Senate debates

Wednesday, 8 February 2017

Bills

Offshore Petroleum and Greenhouse Gas Storage Amendment (Petroleum Pools and Other Measures) Bill 2016; In Committee

10:36 am

Photo of Matthew CanavanMatthew Canavan (Queensland, Liberal National Party, Minister for Resources and Northern Australia) Share this | Hansard source

I thank Senator Lambie for her contribution. There is a lot in what Senator Lambie said that I agree with completely. She spoke about the need for our nation to secure its energy resources, to provide cheaper energy to households and pensioners and also to industry and businesses so they can be competitive and provide jobs. In terms of our objectives of what we want, we and Senator Lambie are very much of one mind. But I would like to talk about a few points Senator Lambie has raised.

You mentioned how this legislation helps solve these problems, and that is the core issue; you have hit the nail on the head on that: how will this legislation help us solve these energy issues? Well, it is not a panacea, and I am not here and the government is not here to say that this is the solution for all issues. It is a relatively technical and small change to our framework that will give certainty to investors coming here to develop these resources.

Where I absolutely agree is that we need to encourage more gas supply in our nation; we need to develop gas so that those manufacturers, the energy providers, can continue to provide energy to our country in a cheap and affordable way, and we have traditionally been given those God-given resources that Senator Lambie mentioned. So, when investors come here and there is a resource and there is uncertainty about whether it comes under state laws or state jurisdiction or Commonwealth jurisdiction, unless we can make clear to them where the dividing lines are and how we will coordinate between state and Commonwealth governments, clearly those investors will be warded away or at least be less likely to come here to our country.

This bill simply provides clarity for those investors and helps ensure that Commonwealth and state governments can come to agreements to make that happen. So, as I mentioned earlier, while there are elements of this bill that will be retrospective, it relates only to one agreement so far under section 54, which relates to the Tarosa fields in the Browse Basin, where there is this uncertainty between Commonwealth and state governments. And that is retrospectivity. It will not cause detriment, because, indeed, that agreement was made with the expectation that we would be making these changes to legislation to clarify these issues.

On the other specific point Senator Lambie made, about refunds and remittals, this is a practice that the government has already done, where either environmental plans or safety cases do not proceed or there is some withdrawal such that we refund or remit the levies in those cases.

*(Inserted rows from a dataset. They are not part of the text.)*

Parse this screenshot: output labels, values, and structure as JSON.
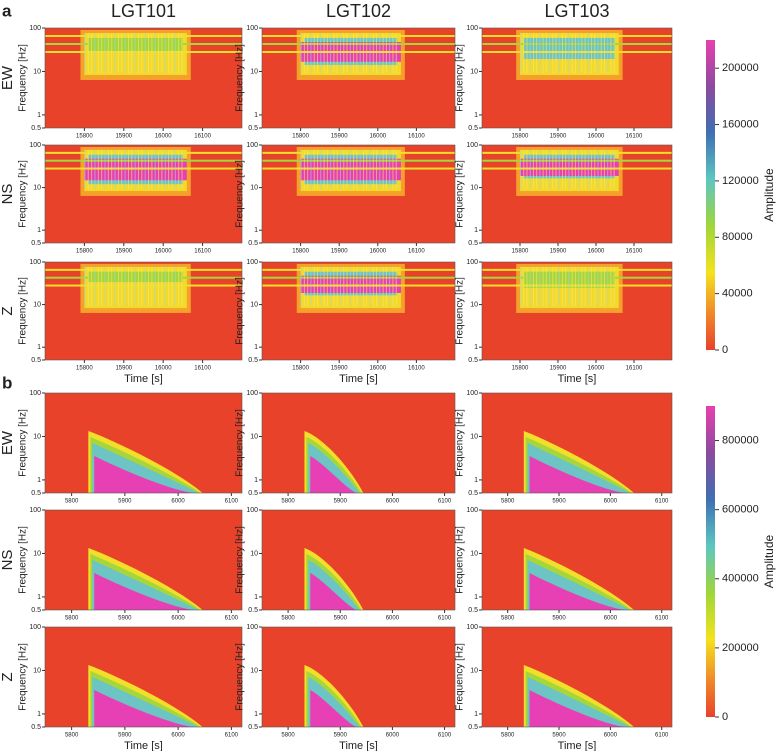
{
  "stations": [
    "LGT101",
    "LGT102",
    "LGT103"
  ],
  "components": [
    "EW",
    "NS",
    "Z"
  ],
  "y_label": "Frequency [Hz]",
  "x_label": "Time [s]",
  "ylim": [
    0.5,
    100
  ],
  "yticks": [
    0.5,
    1,
    10,
    100
  ],
  "log_y": true,
  "panel_a": {
    "label": "a",
    "xlim": [
      15700,
      16200
    ],
    "xticks": [
      15800,
      15900,
      16000,
      16100
    ],
    "colorbar": {
      "label": "Amplitude",
      "lim": [
        0,
        220000
      ],
      "ticks": [
        0,
        40000,
        80000,
        120000,
        160000,
        200000
      ]
    }
  },
  "panel_b": {
    "label": "b",
    "xlim": [
      5750,
      6120
    ],
    "xticks": [
      5800,
      5900,
      6000,
      6100
    ],
    "colorbar": {
      "label": "Amplitude",
      "lim": [
        0,
        900000
      ],
      "ticks": [
        0,
        200000,
        400000,
        600000,
        800000
      ]
    }
  }
}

We are making sure that those powers do exist, and we are also ensuring, in the case of environmental levies, where those refunds have been paid in the past, that they are valid. In the explanatory memorandum we explained that the total amount of those refunds adds up to $500,000 over the time—it was a few years back, but I could get you the date, Senator Lambie, if you need it. But it is not an enormous amount of money in the context of the PRRT that we do raise, as you say.

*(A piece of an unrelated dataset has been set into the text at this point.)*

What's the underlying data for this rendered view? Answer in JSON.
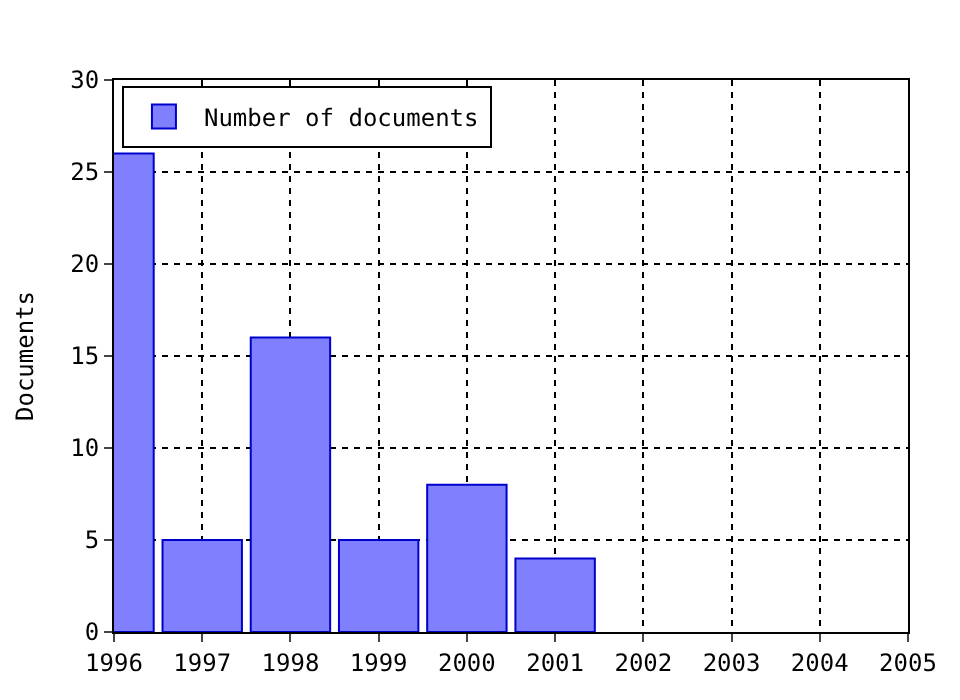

That brings me just briefly to the other points, which are beyond the scope of this bill. But on the issues you raised about the PRRT, I hear what you are saying, and the government hears these issues and concerns. That is why, just before Christmas, we announced a review into the PRRT framework. You are right: it is our resource, and we need to maximise it and ensure that we get the maximum benefit to all Australians from that resource. At the same time, we need to attract people to come here and invest. You mentioned some other countries, like Malaysia and Qatar. In many of those other nations, governments themselves develop their resources. They have government-owned companies which develop their resources. That is why they have different arrangements and different returns. They take on the risks of that development and they potentially get the returns as well. We do not do that here; we seek for the private sector to develop those resources, and over the past few years that has certainly accorded us well, treated us well, because many of these investments have experienced cost blowouts and they will not make the returns perhaps that the original investors would have thought. We will still have the development and have the jobs, but if we had been making those investments it would have been Australian taxpayers on the hook for those losses.

Those losses, and the oil price falls, have certainly impacted the prospects for the government to receive its petroleum resource rent tax. It is a profits based tax, so it is calculated waiting for profit to accumulate. That is why it takes some years for the capital of a big project like Gorgon to be paid back, and then the government will take its share of the profits. That is the system we have had in this country going back to the 1980s, and it was recently extended by the former Gillard Labor government to onshore gas resources as well.

Notwithstanding that, we are genuinely, in good faith, conducting a review to ensure that we do have the greatest return to Australians from that resource. I hope and am willing to work with you, Senator Lambie, through that review on the legitimate issues you have raised. I understand your concerns, but I would just implore you that the specific provisions we are changing in the act here, in this bill, will help encourage, in a small way, investment in our energy sector. And they are important, and that is why they should be supported.